À partir du 1er octobre 2026, la durée maximale des arrêts de travail pour certains patients souffrant d’une affection de longue durée (ALD) sera réduite d’une manière significative, passant de trois ans à un an, comme l’indique TopTribune. Cette décision, confirmée par deux décrets consultés via BFM Business, cible spécifiquement les patients classés dans la catégorie d’ALD non exonérantes.
Les affections mentionnées dans cette catégorie nécessitent un temps d’indisponibilité professionnelle ou des soins prévisibles de plus de six mois, mais ne permettent pas d’accéder à une exonération des frais après le remboursement initial par la Sécurité sociale. À titre d’exemple, des pathologies telles qu’une fracture de l’épaule compliquée par une infection ou un trouble dépressif léger suite au décès d’un proche font partie de cette liste, tout comme divers dysfonctionnements musculo-squelettiques.
Il est important de noter qu’aucune liste officielle des affections concernées n’est disponible ; c’est le courrier de notification émis par l’Assurance maladie qui catégorise, au cas par cas, le type d’ALD de chaque patient.
Pour les patients bénéficiant d’ALD exonérante, la période d’indemnisation demeure inchangée, soit trois ans, en plus d’une couverture à 100 % des bases de remboursement, à l’exception des dépassements d’honoraires. Les nouveaux dispositifs ne s’appliqueront pas seulement aux arrêts de travail postérieurs au 1er octobre 2026, mais toucheront également ceux déjà en cours qui dépasseront les six mois à cette échéance.
Un tour de vis après le plafonnement à un mois
Cette réforme s’inscrit dans une série de décisions précédentes visant à restreindre les arrêts de travail, avec, en premier lieu, une mesure adoptée le 1er septembre 2026 qui avait imposé un maximum d’un mois pour les arrêts de travail standard dans le cadre du budget de la Sécurité sociale. En outre, le gouvernement avait abaissé, en 2025, le plafond des indemnités journalières de 1,8 à 1,4 Smic, tout en durcissant les conditions relatives aux arrêts prescrits via téléconsultation en 2024.
Un plan de lutte contre l’absentéisme au travail a été présenté par le ministère de la Santé en avril 2026, ciblant notamment les troubles anxieux dépressifs et musculo-squelettiques. Ce plan envisageait l’imposition d’un second avis médical avant toute prescription d’arrêt, sujet qui pourrait être discuté dans le prochain projet de loi de financement de la Sécurité sociale pour 2027.

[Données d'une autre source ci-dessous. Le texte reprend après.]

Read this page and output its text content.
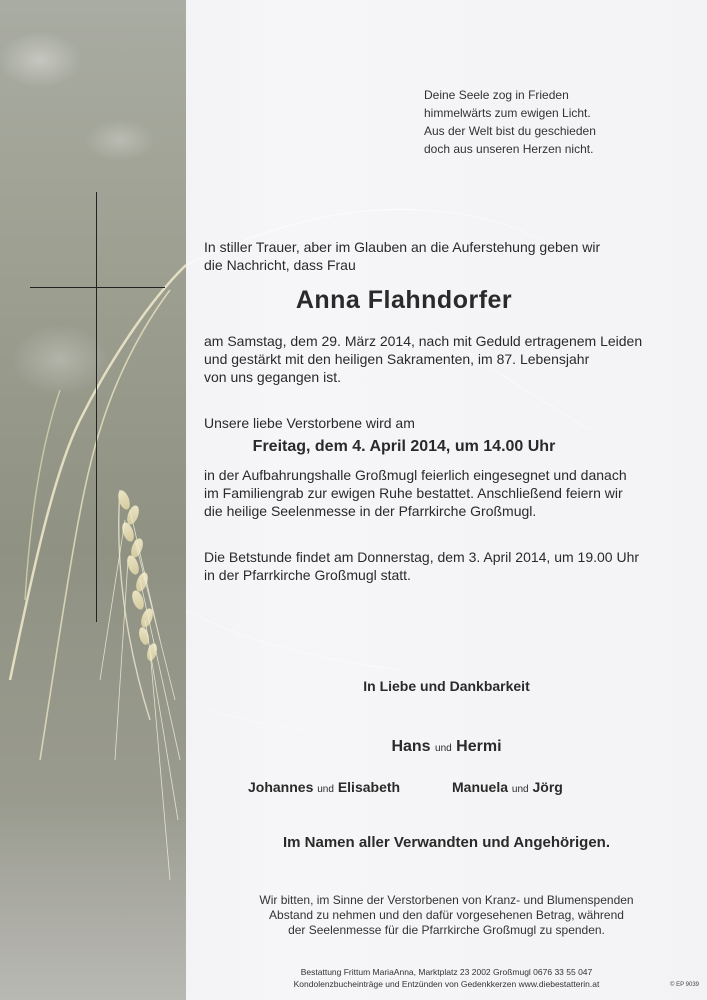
Deine Seele zog in Frieden
himmelwärts zum ewigen Licht.
Aus der Welt bist du geschieden
doch aus unseren Herzen nicht.
In stiller Trauer, aber im Glauben an die Auferstehung geben wir
die Nachricht, dass Frau
Anna Flahndorfer
am Samstag, dem 29. März 2014, nach mit Geduld ertragenem Leiden
und gestärkt mit den heiligen Sakramenten, im 87. Lebensjahr
von uns gegangen ist.
Unsere liebe Verstorbene wird am
Freitag, dem 4. April 2014, um 14.00 Uhr
in der Aufbahrungshalle Großmugl feierlich eingesegnet und danach
im Familiengrab zur ewigen Ruhe bestattet. Anschließend feiern wir
die heilige Seelenmesse in der Pfarrkirche Großmugl.
Die Betstunde findet am Donnerstag, dem 3. April 2014, um 19.00 Uhr
in der Pfarrkirche Großmugl statt.
In Liebe und Dankbarkeit
Hans und Hermi
Johannes und Elisabeth	Manuela und Jörg
Im Namen aller Verwandten und Angehörigen.
Wir bitten, im Sinne der Verstorbenen von Kranz- und Blumenspenden
Abstand zu nehmen und den dafür vorgesehenen Betrag, während
der Seelenmesse für die Pfarrkirche Großmugl zu spenden.
Bestattung Frittum MariaAnna, Marktplatz 23 2002 Großmugl 0676 33 55 047
Kondolenzbucheinträge und Entzünden von Gedenkkerzen www.diebestatterin.at	© EP 9039
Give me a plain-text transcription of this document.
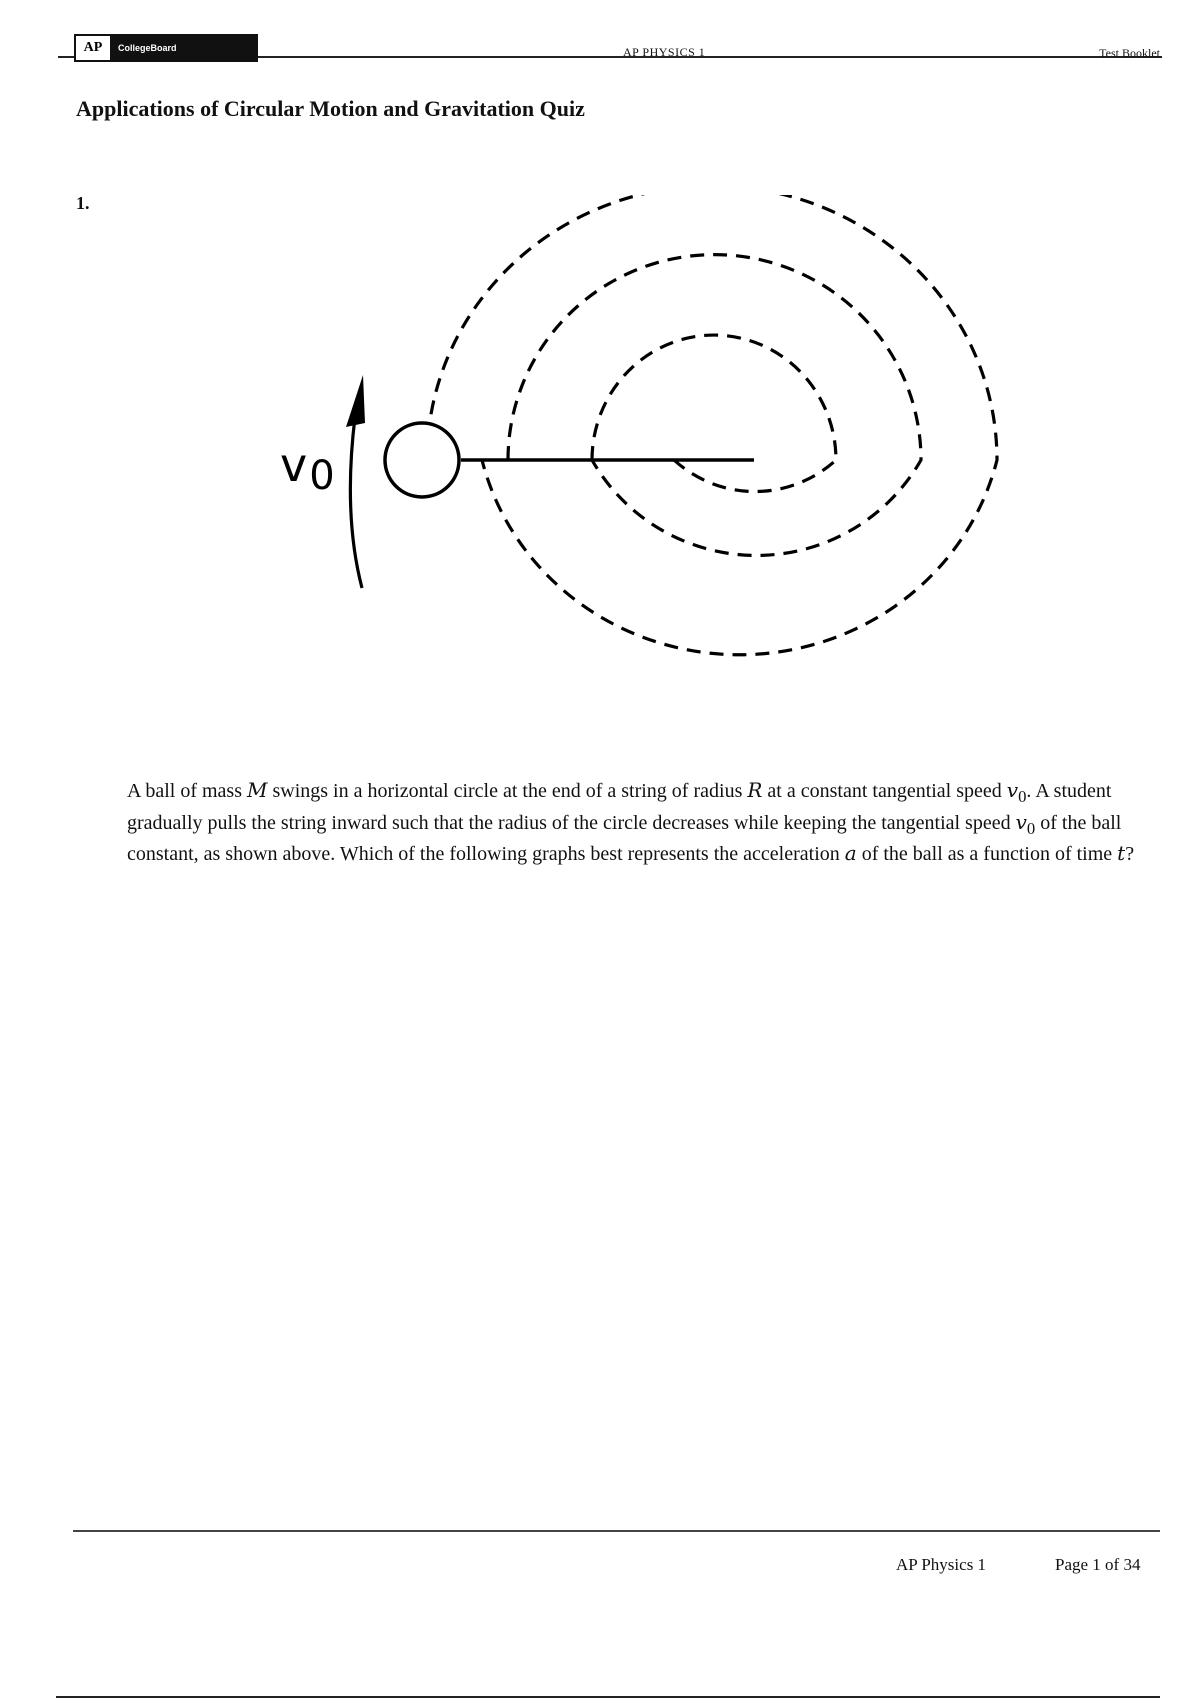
AP	CollegeBoard	AP PHYSICS 1	Test Booklet
Applications of Circular Motion and Gravitation Quiz
1.
v0

A ball of mass M swings in a horizontal circle at the end of a string of radius R at a constant tangential speed $v_0$. A student gradually pulls the string inward such that the radius of the circle decreases while keeping the tangential speed $v_0$ of the ball constant, as shown above. Which of the following graphs best represents the acceleration a of the ball as a function of time t?

AP Physics 1	Page 1 of 34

Le Premier ministre, Sébastien Lecornu, avait déjà prévenu concernant la réduction de la durée d’arrêt. Dans un dialogue accordé au Parisien le 29 août 2026, il a reaffirmé sa volonté de réduire le nombre d’arrêts de travail, considérant que trop d’abus entravent le soutien aux employés réellement malades.

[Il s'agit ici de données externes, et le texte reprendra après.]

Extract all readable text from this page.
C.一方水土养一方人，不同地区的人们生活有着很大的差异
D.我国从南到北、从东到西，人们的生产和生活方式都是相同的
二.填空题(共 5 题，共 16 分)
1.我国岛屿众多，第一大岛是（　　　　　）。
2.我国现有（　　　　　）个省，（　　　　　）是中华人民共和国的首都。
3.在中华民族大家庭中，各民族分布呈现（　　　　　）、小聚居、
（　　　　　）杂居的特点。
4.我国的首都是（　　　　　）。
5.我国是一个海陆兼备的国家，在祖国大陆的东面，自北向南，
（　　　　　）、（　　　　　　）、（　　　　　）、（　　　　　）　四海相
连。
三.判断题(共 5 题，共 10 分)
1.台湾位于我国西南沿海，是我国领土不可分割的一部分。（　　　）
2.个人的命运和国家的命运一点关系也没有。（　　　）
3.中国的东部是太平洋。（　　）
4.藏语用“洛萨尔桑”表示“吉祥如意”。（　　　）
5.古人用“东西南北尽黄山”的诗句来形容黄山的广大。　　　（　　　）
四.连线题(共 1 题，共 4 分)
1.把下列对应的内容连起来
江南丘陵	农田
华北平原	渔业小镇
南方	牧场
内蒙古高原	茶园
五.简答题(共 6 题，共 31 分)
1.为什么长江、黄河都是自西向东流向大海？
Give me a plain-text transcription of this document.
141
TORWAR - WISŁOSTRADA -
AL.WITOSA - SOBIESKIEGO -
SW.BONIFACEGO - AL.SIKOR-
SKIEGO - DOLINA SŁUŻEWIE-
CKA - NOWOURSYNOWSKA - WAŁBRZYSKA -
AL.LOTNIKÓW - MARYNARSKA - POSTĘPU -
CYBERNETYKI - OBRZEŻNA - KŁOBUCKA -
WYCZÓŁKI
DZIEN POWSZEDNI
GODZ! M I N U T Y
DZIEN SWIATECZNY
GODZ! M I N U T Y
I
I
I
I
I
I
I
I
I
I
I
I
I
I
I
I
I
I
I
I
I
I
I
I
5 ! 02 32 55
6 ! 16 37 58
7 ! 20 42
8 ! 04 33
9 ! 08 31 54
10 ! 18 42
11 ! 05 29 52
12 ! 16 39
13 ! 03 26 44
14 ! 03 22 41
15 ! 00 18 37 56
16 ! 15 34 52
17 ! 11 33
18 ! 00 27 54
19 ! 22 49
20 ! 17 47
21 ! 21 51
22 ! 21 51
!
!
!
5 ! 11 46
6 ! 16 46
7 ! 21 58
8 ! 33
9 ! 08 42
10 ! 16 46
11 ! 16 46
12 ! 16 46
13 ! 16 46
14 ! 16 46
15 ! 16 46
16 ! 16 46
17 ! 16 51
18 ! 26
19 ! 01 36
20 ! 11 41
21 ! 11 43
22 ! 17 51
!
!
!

En 2025, les indemnités journalières versées par la Sécurité sociale aux employés en arrêt de travail ont atteint la somme de 12,1 milliards d’euros, auxquels s’ajoutent 5,8 milliards d’euros dus aux accidents de travail et maladies professionnelles. Selon le magazine Capital, ces coûts globaux ont connu une hausse de 65 % en une décennie.

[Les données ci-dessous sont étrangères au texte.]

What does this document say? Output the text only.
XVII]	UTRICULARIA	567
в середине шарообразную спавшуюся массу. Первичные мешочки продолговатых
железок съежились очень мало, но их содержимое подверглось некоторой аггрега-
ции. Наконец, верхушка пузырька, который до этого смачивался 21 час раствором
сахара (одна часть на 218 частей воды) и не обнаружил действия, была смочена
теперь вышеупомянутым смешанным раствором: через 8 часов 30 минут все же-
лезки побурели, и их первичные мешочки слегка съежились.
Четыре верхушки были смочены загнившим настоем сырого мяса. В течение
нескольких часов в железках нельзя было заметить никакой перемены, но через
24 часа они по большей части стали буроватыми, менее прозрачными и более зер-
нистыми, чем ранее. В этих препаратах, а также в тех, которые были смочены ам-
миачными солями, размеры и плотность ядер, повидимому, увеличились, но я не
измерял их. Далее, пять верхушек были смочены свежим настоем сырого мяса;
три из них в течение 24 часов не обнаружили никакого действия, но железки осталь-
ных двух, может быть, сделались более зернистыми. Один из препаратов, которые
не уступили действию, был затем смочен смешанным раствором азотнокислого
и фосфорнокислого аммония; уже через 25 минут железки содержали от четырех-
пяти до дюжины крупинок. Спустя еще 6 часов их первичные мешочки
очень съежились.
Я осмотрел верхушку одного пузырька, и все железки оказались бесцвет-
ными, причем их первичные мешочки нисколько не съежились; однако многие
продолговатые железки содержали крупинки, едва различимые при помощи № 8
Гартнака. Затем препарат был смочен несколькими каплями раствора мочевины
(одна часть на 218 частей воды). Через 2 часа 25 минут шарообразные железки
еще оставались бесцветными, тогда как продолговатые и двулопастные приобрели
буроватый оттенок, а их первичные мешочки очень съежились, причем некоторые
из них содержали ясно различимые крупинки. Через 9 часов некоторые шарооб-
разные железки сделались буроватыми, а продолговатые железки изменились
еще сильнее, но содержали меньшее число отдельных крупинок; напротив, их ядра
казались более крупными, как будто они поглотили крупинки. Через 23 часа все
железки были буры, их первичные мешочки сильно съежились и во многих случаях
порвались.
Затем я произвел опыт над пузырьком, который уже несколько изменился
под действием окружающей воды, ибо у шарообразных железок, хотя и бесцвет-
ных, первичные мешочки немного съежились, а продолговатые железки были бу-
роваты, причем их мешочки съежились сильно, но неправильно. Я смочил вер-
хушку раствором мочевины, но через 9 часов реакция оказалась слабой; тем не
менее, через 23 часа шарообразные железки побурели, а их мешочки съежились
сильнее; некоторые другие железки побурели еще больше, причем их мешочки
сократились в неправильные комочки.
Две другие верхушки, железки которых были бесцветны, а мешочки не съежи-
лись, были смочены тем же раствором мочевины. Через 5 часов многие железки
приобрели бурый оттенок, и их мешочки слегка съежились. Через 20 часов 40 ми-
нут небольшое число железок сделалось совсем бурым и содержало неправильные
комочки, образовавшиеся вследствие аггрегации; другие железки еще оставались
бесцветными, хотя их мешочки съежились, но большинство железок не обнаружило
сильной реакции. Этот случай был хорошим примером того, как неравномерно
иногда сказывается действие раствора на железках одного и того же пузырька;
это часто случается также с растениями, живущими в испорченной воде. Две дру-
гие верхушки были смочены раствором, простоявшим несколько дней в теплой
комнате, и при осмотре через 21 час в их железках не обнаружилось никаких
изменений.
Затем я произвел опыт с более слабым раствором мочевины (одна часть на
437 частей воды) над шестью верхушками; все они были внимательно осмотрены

Les médicaments à faible service également touchés
Un décret en date du 17 avril 2026 a stipulé qu’à partir du 1er octobre 2026, les médicaments considérés comme ayant un faible service par les autorités de santé ne seront plus remboursés intégralement pour les personnes en ALD. Leur taux de remboursement sera réduit à 15 %, soit le même niveau que celui appliqué aux patients ne relevant pas de l’ALD.
- Cette mesure concerne en particulier des médicaments tels que le Gaviscon, utilisé contre le reflux gastrique,
- le Zovirax, un antiviral topique prescrit pour traiter l’herpès,
- la Bétadine, un antiseptique courant,
- et le Spasfon, souvent prescrit pour des douleurs digestives et menstruelles.